MARA sold $1.5B in Bitcoin to expand AI business

MARA Holdings sold approximately $1.5 billion worth of Bitcoin during the first quarter of 2026 as the company expanded its artificial intelligence and digital infrastructure strategy. The miner used part of the proceeds to reduce debt while increasing investments in energy assets and data center development.
MARA sold $1.5B worth of Bitcoin in Q1
MARA Holdings reported first-quarter revenue of $174.6 million, down 18% year-over-year. The company posted a net loss of approximately $1.3 billion, largely driven by unrealized losses tied to declining Bitcoin prices.
During the quarter, MARA mined 2,247 BTC while increasing energized hash rate by 33% to 72.2 EH/s. However, operational growth did not offset the accounting impact from falling digital asset valuations.
To strengthen its balance sheet, MARA sold roughly 20,880 BTC for approximately $1.5 billion.
According to the company:
- around $1.1 billion was used to repurchase convertible notes
- additional capital supported energy infrastructure expansion
- part of the proceeds funded artificial intelligence initiatives
Following the transactions, MARA reduced its Bitcoin holdings from 38,689 BTC to 35,303 BTC.
MARA slows aggressive mining expansion plans
The company continues reshaping its long-term strategy beyond traditional cryptocurrency mining.
In its earnings statement, MARA said it no longer expects to pursue large-scale ASIC miner purchases. Instead, management plans to prioritize energy infrastructure and computing facilities.
A central part of the strategy involves the pending $1.5 billion acquisition of the Long Ridge Energy & Power campus in Ohio.
The site includes:
- a 505-megawatt natural gas power plant
- large-scale land for future data center expansion
- infrastructure supporting AI and high-performance computing
According to MARA, the campus could eventually support more than 600 megawatts of artificial intelligence and critical computing workloads.
The company also partnered with Starwood Capital to convert selected mining facilities into artificial intelligence and data center operations.
Miners continue shifting toward AI
MARA’s transition reflects a broader shift across the public Bitcoin mining industry.
Large mining companies increasingly view electricity infrastructure and data centers as more stable long-term assets compared with cryptocurrency mining alone.
Analysts believe this approach helps reduce exposure to Bitcoin price volatility and mining cycle fluctuations.
At the same time, investment priorities across the sector continue changing. Instead of focusing entirely on hash rate growth, companies now emphasize:
- power infrastructure
- computing capacity
- long-term data center contracts
AI reshapes mining economics
MARA’s strategy highlights how cryptocurrency mining companies are evolving into broader digital infrastructure operators.
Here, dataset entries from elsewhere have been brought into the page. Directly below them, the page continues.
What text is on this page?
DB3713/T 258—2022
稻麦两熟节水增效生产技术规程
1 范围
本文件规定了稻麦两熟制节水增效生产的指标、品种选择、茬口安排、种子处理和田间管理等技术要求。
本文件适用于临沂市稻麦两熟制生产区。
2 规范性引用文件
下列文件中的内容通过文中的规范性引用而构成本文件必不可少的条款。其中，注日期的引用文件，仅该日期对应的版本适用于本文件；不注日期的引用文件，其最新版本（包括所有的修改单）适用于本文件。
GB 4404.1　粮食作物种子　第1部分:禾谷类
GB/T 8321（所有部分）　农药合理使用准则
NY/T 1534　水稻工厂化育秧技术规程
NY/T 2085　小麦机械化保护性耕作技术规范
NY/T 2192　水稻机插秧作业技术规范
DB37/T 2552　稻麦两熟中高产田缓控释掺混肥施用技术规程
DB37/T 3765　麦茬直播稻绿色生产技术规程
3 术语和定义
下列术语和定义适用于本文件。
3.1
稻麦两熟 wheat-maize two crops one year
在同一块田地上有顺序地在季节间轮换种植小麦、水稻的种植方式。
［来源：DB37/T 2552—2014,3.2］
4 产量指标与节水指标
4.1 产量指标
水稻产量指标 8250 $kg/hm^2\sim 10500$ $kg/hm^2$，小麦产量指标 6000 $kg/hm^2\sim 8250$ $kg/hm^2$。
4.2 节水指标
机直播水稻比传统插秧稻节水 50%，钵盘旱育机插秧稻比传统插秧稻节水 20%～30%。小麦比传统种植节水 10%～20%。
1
Electricity access, land and data center capacity are becoming more valuable strategic assets than mining hardware itself.
Artificial intelligence is also creating a new source of demand for large-scale computing infrastructure.
Over the next several years, major Bitcoin miners may increasingly adopt hybrid business models combining mining operations, data centers and artificial intelligence infrastructure.